Anticoagulation for postoperative
venous thromboembolism (VTE) may infer a higher risk of
intracranial hemorrhage. We treat patients with VTE using slowly titrating intravenous
heparin drip without bolus. When PTT is greater than 60 s, a head CT is obtained to monitor for the development of a
intracranial hemorrhage before transition to oral anticoagulation. We evaluated the utility of routine surveillance head CT to monitor for
intracranial hemorrhage during anticoagulation.

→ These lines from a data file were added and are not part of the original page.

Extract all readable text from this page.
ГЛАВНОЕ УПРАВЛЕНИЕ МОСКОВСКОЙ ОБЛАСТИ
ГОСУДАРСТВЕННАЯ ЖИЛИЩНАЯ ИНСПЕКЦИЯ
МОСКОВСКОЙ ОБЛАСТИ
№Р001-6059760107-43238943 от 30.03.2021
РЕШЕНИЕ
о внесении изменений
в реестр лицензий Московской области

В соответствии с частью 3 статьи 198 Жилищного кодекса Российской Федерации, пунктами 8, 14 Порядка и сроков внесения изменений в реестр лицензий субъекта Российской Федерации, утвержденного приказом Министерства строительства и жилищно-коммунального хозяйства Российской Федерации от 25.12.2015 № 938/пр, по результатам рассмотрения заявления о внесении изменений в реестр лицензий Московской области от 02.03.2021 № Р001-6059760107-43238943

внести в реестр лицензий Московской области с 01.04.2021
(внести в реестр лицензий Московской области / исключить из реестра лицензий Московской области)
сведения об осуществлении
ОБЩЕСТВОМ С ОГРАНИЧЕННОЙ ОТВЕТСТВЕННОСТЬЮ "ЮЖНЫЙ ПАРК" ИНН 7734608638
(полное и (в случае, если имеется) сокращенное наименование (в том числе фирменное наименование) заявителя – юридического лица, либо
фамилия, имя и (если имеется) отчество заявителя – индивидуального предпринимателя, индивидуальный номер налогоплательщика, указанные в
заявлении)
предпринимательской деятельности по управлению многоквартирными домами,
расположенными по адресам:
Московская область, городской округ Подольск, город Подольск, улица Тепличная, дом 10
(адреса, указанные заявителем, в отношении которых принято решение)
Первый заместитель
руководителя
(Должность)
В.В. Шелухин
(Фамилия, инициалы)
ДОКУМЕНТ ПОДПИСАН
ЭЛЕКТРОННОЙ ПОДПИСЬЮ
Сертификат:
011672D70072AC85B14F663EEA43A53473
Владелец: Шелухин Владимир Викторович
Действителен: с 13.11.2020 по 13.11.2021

This is a case series of neurosurgical patients in an academic quaternary hospital who developed a VTE after cranial procedures between 2007 and 2017. Over 11,000 patients were screened for the study. Patients' demographics data, surgical indication, PTT at the time of surveillance CT head, surveillance CT head findings, and patient's
clinical course were reviewed. A total of 83 patients were included. Three patients (3.6%) developed a new subclinical
hemorrhage on CT head imaging while on
heparin drip. Interval CT head showed stable
hemorrhage in all patients.
Heparin drip was stopped in two patients and they both progressed from DVT to
pulmonary embolism: one patient died due to
cardiac arrest, the other patient was transitioned to oral anticoagulation. In the third patient
heparin drip was continued uneventfully and transitioned to oral anticoagulation with no further clinical sequalae. Surveillance CT while on
heparin drip for VTE management detected subclinical
intracranial hemorrhage in a small subset of patients. Patients whose anticoagulation was stopped had progression of VTE. Undertreatment of VTE in the presence of subclinical
hemorrhage may lead to significant morbidity and mortality.